A Kitchen Table Drama
At the heart of the show was the contrast between Ria and her husband, Ben. Ben, played with a wonderfully dry detachment by Geoffrey Palmer, was a man of routines and lepidoptery (the study of moths and butterflies). He was as predictable as the daily news on a Philips portable radio.
Their kitchen was the stage for most of the drama, usually centered around Ria’s infamously bad cooking. It was a time of burnt offerings and culinary experiments that never quite landed—a far cry from the "Gold Medallist" cakes you’d find at J. Bright & Son in Hamworthy. Yet, there was something deeply relatable about those family meals. We all remember sitting around a table with a Huntley & Palmers Family Circle tin nearby, navigating the small, everyday tensions of family life.
The Temptation of the "What If?"
Then there was Leonard. Where Ben was stable and silent, Leonard was romantic and attentive. Their meetings in the park—often feeling as staged and innocent as a slide in a Give-A-Show Projector—represented the "what if" that many people felt in the suburbs.
The show moved at a gentle pace, much like a lazy afternoon watching the Poole Park Model Railway or the Swanage Railway chugging past Corfe Castle. It wasn’t about big explosions; it was about the small, magnetic pulls of the heart, not unlike the tiny iron filings on a Wooly Willy card.
A Reflection of the Era
- The Music: The melancholy theme song by Dolly Parton set the tone before a single word was spoken. It felt like the soundtrack to a world changing from the glam-rock energy of The Sweet or Slade into something a bit more introspective.
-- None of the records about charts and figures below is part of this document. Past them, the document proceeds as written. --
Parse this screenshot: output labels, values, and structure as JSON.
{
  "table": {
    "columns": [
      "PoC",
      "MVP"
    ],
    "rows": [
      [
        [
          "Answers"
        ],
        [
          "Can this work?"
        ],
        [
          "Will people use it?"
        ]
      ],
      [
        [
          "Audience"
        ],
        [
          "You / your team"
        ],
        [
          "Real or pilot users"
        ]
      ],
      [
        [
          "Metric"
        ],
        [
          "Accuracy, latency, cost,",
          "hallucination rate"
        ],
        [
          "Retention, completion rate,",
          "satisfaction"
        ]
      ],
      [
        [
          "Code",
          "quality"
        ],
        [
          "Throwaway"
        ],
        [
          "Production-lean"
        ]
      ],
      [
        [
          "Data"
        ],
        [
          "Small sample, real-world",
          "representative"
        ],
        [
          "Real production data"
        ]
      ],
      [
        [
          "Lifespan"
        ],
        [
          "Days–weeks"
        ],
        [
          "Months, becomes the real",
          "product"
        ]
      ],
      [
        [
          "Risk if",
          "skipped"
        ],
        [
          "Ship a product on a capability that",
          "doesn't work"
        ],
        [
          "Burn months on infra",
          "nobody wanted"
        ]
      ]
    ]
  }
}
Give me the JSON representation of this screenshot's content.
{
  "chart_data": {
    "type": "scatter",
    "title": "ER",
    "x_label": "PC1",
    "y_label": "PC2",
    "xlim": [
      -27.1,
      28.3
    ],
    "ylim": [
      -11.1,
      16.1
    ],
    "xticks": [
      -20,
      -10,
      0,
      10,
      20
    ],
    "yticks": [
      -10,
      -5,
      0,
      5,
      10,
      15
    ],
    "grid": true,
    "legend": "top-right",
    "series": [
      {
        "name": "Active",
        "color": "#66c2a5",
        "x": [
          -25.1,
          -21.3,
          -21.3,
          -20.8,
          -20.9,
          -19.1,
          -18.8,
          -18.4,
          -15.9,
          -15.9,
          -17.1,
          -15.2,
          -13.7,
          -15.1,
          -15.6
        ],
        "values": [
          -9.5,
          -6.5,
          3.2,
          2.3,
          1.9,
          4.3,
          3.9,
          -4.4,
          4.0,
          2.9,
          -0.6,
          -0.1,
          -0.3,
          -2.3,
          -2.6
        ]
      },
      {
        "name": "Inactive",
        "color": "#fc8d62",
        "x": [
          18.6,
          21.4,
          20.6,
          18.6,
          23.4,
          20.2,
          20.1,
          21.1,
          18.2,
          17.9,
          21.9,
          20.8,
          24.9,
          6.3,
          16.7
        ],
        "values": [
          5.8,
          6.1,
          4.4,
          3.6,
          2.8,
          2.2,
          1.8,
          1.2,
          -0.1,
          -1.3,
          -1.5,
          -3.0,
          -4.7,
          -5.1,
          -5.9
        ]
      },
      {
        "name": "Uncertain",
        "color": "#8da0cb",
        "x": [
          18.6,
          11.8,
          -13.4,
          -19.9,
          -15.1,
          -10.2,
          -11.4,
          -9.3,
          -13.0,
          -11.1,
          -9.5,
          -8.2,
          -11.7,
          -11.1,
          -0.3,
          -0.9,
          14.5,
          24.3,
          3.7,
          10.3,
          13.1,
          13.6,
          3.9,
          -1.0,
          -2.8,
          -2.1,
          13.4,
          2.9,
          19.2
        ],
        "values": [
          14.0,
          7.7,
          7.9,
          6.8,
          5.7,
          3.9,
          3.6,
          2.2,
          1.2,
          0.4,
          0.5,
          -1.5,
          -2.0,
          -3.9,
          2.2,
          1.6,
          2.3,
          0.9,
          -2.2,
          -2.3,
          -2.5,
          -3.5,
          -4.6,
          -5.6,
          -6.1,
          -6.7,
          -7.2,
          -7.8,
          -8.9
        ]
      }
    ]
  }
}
- The Style: From Ria's feathered hair to the "Parfum de Caractère" of a Saturday night out, the show was a perfect time capsule of British life.
- The Humor: It was found in the mundane—the bickering sons, Adam and Russell, who were probably more interested in their Meccano sets or the latest Beano than their parents' emotional lives.
Why We Still Love Ria
Butterflies remains special because it treated the domestic "traps" we all feel with such empathy. It understood that life isn't always as colorful as a bag of licorice Allsorts or as whimsical as The Clangers. Sometimes, it’s just about trying to find a bit of magic in the everyday, even if it’s just over a cup of tea by the gas fire.
Ria Parkinson taught us that it's okay to have dreams, even if they stay as fragile and fleeting as the butterflies Ben kept in his study.